The company posted a net profit of $59.2 million—or 25 cents per share—compared with $104.6 million—or 44 cents per share—in the same quarter of 2013.
The Virginia-based media company’s 27 percent increase in non-GAAP earnings per diluted share or 47 cents a share for the quarter beat analysts’ expectations of 46 cents. The company had 37 cents a share for the same period a year ago.
The firm logged a 13 percent increase in revenues in its first quarter to $1.4 billion from $1.24 billion a year ago. The growth reflects Gannett’s acquisition of Belo on Dec. 23, 2013.
Analysts expected revenues of $1.41 billion.

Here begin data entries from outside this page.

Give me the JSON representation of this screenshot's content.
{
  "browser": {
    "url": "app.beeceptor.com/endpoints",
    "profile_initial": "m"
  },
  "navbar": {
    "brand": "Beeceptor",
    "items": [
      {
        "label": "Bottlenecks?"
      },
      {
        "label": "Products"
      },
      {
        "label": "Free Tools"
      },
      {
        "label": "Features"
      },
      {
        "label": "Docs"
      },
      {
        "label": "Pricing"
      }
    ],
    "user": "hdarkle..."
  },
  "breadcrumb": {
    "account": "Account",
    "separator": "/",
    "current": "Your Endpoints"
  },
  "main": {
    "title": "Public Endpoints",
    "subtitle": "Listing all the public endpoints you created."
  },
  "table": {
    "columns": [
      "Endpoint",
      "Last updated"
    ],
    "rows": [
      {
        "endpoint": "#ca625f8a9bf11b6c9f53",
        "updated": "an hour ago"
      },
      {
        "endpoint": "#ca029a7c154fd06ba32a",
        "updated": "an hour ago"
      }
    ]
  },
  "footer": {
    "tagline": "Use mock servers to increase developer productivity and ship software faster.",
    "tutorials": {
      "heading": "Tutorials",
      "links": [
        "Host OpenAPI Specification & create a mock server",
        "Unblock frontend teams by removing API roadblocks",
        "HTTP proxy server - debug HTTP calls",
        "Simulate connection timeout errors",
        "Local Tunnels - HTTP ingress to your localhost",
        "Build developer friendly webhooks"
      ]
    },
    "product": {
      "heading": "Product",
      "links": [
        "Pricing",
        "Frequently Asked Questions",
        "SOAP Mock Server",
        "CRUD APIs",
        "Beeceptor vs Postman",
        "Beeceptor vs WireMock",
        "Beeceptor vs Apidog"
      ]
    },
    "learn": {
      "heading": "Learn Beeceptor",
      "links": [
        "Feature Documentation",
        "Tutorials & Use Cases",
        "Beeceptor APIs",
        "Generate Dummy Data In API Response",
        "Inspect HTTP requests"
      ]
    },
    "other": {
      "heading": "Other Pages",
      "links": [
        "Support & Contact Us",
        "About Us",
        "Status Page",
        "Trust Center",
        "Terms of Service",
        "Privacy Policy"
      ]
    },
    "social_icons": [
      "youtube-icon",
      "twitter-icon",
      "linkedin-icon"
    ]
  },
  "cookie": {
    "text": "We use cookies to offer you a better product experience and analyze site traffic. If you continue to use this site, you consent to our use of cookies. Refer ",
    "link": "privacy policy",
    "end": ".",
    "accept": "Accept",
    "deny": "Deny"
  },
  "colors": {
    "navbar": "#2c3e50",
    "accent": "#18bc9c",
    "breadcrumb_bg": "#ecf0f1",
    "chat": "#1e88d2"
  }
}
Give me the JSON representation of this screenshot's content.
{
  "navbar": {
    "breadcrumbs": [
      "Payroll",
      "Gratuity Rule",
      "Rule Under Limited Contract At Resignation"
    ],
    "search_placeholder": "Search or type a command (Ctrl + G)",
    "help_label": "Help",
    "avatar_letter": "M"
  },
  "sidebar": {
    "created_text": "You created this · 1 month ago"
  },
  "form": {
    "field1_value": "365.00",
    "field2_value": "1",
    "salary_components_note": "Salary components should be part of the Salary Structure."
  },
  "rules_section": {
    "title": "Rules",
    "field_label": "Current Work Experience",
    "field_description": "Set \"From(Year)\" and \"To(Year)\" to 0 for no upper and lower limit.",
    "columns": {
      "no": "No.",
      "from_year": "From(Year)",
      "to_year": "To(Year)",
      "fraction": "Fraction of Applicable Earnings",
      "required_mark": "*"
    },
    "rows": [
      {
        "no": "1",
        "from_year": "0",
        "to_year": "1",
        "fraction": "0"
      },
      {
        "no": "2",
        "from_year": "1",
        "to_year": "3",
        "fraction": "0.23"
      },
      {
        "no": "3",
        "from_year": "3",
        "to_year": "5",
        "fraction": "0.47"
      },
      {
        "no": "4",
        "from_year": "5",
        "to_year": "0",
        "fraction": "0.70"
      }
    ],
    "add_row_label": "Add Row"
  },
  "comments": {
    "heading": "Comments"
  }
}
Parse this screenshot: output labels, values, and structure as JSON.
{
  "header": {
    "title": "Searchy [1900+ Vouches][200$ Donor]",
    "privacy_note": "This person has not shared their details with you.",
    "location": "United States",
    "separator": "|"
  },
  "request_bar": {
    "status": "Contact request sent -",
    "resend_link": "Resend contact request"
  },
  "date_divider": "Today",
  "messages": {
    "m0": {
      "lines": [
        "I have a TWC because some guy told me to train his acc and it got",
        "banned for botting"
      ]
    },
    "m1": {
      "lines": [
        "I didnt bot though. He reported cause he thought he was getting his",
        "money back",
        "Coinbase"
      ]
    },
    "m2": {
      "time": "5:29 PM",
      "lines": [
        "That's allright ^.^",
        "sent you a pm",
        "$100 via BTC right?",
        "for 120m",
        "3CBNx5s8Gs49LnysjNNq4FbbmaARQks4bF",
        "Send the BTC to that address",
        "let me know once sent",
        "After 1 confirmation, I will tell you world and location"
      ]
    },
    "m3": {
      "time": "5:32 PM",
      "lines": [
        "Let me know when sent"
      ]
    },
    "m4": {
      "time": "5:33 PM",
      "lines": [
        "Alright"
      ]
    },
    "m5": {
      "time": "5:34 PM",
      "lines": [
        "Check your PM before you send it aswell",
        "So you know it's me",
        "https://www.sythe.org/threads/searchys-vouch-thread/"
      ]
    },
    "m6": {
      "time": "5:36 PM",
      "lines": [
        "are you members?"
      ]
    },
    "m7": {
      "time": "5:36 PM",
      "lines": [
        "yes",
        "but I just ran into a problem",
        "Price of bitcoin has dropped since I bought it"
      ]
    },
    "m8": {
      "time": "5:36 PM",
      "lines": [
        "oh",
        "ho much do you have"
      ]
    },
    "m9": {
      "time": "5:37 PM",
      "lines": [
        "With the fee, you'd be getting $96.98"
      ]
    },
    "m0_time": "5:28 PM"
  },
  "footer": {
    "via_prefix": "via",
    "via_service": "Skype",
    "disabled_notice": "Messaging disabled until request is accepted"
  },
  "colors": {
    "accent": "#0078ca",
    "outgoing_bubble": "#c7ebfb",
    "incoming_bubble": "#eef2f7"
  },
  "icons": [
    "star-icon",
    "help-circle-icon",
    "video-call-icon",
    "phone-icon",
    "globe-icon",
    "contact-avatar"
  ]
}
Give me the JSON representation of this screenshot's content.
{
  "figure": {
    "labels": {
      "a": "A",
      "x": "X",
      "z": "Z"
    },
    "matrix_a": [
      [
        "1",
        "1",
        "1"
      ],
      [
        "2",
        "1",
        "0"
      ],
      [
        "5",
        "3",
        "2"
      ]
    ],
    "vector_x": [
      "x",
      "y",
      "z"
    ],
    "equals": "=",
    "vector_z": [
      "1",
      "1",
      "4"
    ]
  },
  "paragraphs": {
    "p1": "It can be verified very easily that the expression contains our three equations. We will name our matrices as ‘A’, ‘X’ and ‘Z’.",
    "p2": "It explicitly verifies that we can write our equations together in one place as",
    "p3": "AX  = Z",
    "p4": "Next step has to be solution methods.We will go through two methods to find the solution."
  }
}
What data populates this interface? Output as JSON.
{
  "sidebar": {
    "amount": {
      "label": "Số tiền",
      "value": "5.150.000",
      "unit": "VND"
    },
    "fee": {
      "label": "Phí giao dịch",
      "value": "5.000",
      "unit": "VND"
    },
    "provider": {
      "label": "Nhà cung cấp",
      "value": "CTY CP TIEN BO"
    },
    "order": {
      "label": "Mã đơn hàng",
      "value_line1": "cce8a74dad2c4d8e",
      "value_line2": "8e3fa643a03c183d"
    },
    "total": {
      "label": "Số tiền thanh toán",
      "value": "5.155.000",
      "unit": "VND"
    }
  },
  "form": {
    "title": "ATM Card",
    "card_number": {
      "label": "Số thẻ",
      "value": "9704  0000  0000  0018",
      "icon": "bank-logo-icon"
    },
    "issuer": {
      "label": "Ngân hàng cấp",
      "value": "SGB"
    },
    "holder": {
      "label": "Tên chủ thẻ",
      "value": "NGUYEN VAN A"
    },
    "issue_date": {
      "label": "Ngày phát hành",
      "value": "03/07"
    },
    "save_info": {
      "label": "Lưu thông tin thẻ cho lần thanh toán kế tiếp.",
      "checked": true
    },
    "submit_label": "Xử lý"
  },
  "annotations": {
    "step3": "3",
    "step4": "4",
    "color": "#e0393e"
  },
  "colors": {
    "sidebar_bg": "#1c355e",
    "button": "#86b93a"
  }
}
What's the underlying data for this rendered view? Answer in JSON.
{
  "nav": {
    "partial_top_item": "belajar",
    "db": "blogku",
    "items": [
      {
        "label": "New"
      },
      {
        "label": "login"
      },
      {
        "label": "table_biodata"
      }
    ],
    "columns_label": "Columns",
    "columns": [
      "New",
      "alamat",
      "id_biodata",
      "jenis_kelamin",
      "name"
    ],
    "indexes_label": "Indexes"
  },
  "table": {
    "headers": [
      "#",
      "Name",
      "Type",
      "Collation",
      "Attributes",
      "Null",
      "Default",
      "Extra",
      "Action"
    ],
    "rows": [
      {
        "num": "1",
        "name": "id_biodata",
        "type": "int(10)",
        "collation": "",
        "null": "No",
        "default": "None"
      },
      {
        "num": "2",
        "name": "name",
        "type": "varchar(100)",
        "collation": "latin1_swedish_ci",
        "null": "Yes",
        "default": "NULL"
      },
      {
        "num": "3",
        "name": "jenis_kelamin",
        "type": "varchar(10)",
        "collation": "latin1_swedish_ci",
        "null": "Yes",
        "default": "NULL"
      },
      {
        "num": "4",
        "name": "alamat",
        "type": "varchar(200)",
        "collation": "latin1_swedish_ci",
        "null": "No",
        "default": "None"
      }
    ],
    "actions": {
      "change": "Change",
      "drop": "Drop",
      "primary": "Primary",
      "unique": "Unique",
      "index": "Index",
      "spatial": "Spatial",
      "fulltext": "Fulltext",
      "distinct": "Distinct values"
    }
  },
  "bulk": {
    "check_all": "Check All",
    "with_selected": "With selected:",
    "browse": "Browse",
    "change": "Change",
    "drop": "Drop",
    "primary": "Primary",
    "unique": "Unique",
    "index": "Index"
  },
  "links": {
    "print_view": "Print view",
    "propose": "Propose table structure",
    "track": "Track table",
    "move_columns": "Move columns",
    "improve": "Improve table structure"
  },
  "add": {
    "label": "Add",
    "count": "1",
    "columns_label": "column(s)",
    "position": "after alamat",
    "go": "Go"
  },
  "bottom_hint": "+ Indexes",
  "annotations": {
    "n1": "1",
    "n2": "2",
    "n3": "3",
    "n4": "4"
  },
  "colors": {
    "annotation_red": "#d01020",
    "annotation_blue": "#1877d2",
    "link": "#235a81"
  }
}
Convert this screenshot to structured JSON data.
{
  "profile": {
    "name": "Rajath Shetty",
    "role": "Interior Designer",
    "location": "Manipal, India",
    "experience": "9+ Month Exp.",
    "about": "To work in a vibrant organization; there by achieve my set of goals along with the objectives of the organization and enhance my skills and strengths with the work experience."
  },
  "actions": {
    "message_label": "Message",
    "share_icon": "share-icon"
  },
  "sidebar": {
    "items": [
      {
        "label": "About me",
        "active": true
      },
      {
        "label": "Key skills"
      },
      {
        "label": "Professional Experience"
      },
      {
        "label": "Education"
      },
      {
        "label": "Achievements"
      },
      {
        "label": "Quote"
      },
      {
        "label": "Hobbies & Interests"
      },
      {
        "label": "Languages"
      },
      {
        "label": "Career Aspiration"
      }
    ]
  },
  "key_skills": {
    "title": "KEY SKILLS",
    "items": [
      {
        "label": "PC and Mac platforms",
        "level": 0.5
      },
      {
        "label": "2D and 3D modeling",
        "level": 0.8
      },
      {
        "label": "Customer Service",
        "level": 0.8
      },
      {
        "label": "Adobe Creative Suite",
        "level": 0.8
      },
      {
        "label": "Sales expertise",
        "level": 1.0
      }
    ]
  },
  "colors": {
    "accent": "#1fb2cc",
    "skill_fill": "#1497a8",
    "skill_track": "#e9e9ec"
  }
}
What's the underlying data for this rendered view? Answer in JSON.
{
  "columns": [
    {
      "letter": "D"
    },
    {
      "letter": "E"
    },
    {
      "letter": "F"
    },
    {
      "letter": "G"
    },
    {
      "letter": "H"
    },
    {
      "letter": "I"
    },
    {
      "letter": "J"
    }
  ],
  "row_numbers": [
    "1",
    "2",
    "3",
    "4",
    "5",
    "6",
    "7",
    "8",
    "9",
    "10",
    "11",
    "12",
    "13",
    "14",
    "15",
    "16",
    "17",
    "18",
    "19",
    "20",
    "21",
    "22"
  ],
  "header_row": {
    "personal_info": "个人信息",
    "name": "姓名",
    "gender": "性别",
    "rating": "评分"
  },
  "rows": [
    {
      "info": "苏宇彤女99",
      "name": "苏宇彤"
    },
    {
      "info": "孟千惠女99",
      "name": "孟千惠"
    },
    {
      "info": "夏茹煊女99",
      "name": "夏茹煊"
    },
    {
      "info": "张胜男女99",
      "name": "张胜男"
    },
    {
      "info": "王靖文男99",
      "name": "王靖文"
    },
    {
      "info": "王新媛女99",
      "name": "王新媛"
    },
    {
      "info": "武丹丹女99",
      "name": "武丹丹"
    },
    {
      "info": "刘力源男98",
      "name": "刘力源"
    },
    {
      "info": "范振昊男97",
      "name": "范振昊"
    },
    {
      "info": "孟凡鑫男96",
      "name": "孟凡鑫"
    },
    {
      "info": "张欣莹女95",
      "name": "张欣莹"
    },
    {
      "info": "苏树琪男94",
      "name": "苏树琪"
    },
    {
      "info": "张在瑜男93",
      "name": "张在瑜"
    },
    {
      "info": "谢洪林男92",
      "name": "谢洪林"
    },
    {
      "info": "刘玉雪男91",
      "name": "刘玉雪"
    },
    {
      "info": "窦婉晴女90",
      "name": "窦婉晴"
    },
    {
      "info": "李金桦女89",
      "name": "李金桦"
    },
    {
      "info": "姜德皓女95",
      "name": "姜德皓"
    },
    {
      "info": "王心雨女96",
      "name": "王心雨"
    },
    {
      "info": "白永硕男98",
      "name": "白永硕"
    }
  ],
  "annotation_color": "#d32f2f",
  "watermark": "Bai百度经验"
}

The company also experienced record broadcasting segment revenues due to higher advertising demand brought on by the Winter Olympic Games and political ads. Broadcasting revenues nearly doubled to $382.3 million in the quarter, a 99.5 percent increase from the same period last year.
“This was a terrific first quarter for Gannett, in which the fundamental changes we’ve been making to our business meaningfully impacted our top and bottom lines,” said Gracia Martore, president and CEO of Gannett, in a statement. “An outstanding performance by our new broadcast stations fueled double-digit increases in both revenue and profitability in our broadcast segment.”
The company’s operating revenues were $1.4 billion—a 13.4 percent increase from 2013—reflecting growth in broadcast and digital segments of the business. Publishing revenues declined by 3.3 percent due to reduced advertising demand and circulation revenues.
Advertising revenue fell by 5 percent to $501.3 million; circulation revenues fell 1 percent to $282.1 million. The company’s digital division saw a 3 percent increase in revenue to $179.7 million, which reflects results of the company’s CareerBuilder website.
The company’s total digital revenue increased 6 percent to $375.6 million.
Gannett’s net income attributable to the company on a non-GAAP basis was $108.4 million—a 26 percent increase—compared with the first quarter of 2013. Non-GAAP operating income was up 40.7 percent, totaling $226.8 million.
“With greater scale and new innovative product offerings, we’ve successfully deepened our connections with customers across all platforms and positioned Gannett to grow and thrive in the digital age,” Martore said.
Shares of Gannett dropped slightly to $27.02 Wednesday afternoon from Tuesday’s close of $27.15.